… Nous cheminions, Rarahu et moi, en nous donnant la main, sur la route d’Apiré. C’était l’avant-veille du départ.
Il faisait une accablante chaleur d’orage. – L’air était chargé de senteurs de goyaves mûres ; toutes les plantes étaient énervées. De jeunes cocotiers d’un jaune d’or dessinaient leurs palmes immobiles sur un ciel noir et plombé ; le morne de Fataoua montrait dans les nuages ses cornes et ses dents ; ces montagnes de basalte semblaient peser lourdes et chaudes sur nos têtes, et oppresser nos pensées comme nos sens.
Deux femmes, qui paraissaient nous attendre au bord du chemin, se levèrent à notre approche et s’avancèrent vers nous.
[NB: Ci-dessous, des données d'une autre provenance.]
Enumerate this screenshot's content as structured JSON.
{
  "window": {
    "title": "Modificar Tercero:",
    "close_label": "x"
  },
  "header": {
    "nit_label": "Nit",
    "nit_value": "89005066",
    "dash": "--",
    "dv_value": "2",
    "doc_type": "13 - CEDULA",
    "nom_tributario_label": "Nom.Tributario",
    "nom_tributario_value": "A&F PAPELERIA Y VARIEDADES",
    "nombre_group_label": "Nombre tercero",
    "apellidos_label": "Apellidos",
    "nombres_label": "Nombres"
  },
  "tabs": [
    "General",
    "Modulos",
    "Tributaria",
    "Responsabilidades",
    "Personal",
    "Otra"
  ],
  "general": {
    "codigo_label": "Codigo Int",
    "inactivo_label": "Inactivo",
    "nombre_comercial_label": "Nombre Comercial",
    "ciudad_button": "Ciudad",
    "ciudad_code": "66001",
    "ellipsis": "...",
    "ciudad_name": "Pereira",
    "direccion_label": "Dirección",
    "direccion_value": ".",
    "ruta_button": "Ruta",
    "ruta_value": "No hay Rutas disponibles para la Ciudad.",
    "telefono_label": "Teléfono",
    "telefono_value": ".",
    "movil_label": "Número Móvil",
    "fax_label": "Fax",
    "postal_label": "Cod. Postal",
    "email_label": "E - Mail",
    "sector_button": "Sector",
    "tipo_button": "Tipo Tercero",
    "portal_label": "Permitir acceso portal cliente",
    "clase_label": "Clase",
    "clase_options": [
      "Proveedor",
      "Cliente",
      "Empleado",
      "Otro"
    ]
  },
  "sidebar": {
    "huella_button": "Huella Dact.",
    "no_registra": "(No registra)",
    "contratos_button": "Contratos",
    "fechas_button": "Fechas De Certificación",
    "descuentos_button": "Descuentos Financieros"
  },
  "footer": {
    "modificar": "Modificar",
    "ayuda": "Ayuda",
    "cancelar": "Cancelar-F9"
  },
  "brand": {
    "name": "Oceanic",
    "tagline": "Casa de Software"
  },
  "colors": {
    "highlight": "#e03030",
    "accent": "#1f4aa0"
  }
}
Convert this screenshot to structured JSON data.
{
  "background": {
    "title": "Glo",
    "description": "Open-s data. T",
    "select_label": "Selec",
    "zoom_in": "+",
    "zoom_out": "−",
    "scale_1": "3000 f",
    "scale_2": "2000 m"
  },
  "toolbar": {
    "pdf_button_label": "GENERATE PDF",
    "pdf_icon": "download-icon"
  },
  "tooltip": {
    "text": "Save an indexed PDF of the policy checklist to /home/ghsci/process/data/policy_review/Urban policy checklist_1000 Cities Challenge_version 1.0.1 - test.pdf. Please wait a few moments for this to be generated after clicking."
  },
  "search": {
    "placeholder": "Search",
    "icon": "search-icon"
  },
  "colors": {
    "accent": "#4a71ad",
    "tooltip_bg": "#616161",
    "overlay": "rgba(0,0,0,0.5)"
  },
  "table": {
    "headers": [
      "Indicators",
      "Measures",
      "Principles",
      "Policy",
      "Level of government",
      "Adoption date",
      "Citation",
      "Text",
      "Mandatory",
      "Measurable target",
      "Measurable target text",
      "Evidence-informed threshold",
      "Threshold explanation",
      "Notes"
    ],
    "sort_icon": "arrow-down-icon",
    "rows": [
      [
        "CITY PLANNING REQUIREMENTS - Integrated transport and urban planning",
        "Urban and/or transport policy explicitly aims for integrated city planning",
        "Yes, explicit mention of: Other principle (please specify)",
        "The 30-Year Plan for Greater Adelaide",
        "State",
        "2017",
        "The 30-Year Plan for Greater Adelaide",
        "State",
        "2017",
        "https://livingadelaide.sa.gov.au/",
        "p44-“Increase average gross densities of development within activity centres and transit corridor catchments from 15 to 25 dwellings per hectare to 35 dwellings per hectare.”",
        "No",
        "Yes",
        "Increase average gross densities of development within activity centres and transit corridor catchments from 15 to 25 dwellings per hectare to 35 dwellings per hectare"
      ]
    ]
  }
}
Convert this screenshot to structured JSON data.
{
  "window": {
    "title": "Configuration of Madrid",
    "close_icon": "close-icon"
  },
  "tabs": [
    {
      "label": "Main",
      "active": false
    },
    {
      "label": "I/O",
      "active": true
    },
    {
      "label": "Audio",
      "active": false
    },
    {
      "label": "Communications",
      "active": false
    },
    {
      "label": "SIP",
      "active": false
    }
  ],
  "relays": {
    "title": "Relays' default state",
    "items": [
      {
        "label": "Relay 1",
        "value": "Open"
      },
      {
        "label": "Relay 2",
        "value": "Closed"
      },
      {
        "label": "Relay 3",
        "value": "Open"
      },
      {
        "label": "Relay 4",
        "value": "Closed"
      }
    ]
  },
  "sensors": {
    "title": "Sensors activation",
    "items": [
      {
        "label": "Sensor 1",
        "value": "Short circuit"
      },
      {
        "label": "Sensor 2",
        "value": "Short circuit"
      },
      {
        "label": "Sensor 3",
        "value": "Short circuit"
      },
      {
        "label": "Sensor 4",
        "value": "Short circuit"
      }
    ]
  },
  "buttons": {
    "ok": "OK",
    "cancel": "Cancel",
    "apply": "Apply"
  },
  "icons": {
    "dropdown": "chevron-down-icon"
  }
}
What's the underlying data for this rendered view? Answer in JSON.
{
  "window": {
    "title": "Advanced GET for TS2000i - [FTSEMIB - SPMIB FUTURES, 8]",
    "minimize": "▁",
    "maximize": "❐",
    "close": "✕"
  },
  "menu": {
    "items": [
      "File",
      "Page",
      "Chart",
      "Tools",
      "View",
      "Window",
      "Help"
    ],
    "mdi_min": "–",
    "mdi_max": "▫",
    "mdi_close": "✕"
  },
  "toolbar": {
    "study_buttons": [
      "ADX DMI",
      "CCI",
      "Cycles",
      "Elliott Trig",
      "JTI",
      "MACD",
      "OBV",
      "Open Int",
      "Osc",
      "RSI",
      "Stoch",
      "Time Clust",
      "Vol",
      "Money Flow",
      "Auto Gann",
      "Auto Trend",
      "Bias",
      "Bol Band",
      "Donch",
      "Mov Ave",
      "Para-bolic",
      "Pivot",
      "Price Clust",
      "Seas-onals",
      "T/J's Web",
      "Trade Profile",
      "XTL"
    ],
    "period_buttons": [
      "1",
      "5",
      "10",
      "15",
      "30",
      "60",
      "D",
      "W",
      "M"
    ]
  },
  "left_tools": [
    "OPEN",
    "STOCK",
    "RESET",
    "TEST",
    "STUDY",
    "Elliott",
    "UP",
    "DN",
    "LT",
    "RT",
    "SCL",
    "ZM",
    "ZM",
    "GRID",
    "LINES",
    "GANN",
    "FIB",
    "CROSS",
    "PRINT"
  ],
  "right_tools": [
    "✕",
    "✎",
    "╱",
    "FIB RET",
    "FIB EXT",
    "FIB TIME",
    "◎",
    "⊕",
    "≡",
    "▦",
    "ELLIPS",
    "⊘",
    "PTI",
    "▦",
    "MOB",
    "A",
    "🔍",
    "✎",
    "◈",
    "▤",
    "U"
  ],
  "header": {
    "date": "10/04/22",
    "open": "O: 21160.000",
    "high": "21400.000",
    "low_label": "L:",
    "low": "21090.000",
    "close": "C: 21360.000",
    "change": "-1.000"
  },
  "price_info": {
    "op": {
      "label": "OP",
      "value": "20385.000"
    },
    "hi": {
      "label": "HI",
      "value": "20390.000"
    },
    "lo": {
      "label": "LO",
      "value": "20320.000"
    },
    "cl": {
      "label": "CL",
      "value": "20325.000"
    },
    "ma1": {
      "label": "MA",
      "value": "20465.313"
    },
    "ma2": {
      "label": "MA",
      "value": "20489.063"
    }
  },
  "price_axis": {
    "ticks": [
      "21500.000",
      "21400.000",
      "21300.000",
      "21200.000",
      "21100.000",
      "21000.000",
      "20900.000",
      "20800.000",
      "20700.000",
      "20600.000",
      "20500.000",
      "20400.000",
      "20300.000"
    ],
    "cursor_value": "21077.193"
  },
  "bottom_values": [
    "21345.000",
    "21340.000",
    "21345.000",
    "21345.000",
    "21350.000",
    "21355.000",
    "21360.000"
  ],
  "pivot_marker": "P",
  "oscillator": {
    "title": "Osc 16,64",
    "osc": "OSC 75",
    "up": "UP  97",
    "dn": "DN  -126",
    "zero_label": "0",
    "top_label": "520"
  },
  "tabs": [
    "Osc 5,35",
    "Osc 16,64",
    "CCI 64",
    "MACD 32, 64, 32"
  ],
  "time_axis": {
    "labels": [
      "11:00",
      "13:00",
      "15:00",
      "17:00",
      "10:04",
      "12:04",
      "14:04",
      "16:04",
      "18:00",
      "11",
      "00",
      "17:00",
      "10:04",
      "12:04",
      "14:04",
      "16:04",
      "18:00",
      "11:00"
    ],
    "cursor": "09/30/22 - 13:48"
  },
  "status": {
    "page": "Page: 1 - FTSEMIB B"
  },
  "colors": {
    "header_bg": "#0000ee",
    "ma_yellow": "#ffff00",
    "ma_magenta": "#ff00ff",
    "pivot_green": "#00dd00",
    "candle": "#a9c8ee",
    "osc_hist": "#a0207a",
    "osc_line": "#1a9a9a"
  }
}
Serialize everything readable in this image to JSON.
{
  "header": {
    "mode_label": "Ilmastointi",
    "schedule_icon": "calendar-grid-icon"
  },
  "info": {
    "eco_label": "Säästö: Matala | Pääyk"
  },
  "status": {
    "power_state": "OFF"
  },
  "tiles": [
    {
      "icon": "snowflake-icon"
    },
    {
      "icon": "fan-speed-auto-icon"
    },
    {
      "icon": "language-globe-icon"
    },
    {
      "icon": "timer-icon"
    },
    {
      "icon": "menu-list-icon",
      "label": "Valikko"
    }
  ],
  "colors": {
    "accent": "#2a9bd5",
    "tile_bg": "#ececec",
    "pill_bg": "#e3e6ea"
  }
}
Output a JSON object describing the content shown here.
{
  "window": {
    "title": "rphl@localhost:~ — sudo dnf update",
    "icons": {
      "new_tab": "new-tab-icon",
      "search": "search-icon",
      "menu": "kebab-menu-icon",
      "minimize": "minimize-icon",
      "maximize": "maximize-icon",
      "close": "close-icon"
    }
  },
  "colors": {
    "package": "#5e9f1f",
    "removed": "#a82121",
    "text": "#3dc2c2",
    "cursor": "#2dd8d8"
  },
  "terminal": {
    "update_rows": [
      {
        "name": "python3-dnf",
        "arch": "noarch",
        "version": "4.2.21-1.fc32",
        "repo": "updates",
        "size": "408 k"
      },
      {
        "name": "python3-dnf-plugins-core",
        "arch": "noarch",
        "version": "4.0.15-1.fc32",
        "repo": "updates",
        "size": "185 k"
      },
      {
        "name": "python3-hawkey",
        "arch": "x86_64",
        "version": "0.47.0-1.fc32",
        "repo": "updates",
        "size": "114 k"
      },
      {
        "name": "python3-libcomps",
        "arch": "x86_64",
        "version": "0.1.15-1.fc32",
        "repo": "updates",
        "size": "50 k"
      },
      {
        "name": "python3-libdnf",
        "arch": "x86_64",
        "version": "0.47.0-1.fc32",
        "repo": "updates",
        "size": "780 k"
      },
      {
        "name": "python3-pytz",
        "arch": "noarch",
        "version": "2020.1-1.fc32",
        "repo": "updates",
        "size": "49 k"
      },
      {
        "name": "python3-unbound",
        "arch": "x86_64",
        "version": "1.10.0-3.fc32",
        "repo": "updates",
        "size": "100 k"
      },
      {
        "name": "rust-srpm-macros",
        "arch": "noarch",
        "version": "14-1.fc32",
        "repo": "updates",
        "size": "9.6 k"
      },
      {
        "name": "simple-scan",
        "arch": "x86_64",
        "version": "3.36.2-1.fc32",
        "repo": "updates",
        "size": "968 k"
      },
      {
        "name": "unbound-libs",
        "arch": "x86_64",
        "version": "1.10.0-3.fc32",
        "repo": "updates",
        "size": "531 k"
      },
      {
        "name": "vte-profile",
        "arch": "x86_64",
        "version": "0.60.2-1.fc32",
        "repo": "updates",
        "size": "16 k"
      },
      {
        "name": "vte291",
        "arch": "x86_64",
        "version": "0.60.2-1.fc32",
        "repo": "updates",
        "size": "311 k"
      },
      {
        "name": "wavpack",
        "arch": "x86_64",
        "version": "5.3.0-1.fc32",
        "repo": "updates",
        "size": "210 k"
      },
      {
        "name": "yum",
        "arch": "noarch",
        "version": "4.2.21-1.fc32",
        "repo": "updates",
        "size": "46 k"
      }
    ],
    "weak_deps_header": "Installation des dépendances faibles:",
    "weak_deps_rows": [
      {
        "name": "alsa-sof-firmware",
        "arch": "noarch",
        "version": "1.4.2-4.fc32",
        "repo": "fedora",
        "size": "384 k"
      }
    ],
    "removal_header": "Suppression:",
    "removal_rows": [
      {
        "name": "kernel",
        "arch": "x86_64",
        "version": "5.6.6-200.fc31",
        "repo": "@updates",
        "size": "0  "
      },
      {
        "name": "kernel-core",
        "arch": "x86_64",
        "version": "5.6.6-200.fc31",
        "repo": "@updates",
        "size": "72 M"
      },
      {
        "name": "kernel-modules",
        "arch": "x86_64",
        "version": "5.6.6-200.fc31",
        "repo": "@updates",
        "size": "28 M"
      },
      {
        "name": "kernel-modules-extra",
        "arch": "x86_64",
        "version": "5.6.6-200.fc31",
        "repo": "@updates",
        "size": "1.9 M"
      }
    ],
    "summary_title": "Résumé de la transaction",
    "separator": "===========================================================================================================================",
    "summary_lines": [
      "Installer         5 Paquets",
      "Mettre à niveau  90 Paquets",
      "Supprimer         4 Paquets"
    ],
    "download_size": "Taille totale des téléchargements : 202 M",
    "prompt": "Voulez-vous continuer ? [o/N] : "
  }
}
L’une qui était vieille, cassée, tatouée entraînait par la main l’autre, qui était encore belle et jeune ; – c’était Hapoto, et sa fille Taïmaha.
– Loti, dit humblement la vieille femme, pardonne à Taïmaha…
Taïmaha souriait de son éternel sourire en baissant les yeux comme un enfant pris en faute, mais qui n’a pas conscience du mal qu’il a fait et n’en éprouve aucun remords.
– Loti, dit Rarahu en anglais, Loti, pardonne-lui !
Je pardonnai à cette femme, et prit sa main qu’elle me tendait. – Il ne nous est pas possible, à nous qui sommes nés sur l’autre face du monde, de juger ou seulement de comprendre ces natures incomplètes, si différentes des nôtres, chez qui le fond demeure mystérieux et sauvage, et où l’on trouve pourtant, à certaines heures, tant de charme d’amour, et d’exquise sensibilité.
Taïmaha avait à me remettre un objet bien précieux, – une relique d’autrefois, – le pareo de Rouéri que, sur sa demande, je lui avais confié.
Elle l’avait blanchi et réparé avec un soin extrême. Elle parut émue cependant, et une larme trembla dans ses yeux quand elle me remit ce souvenir – qui allait retourner avec moi là-bas, à Brightbury d’où je l’avais emporté.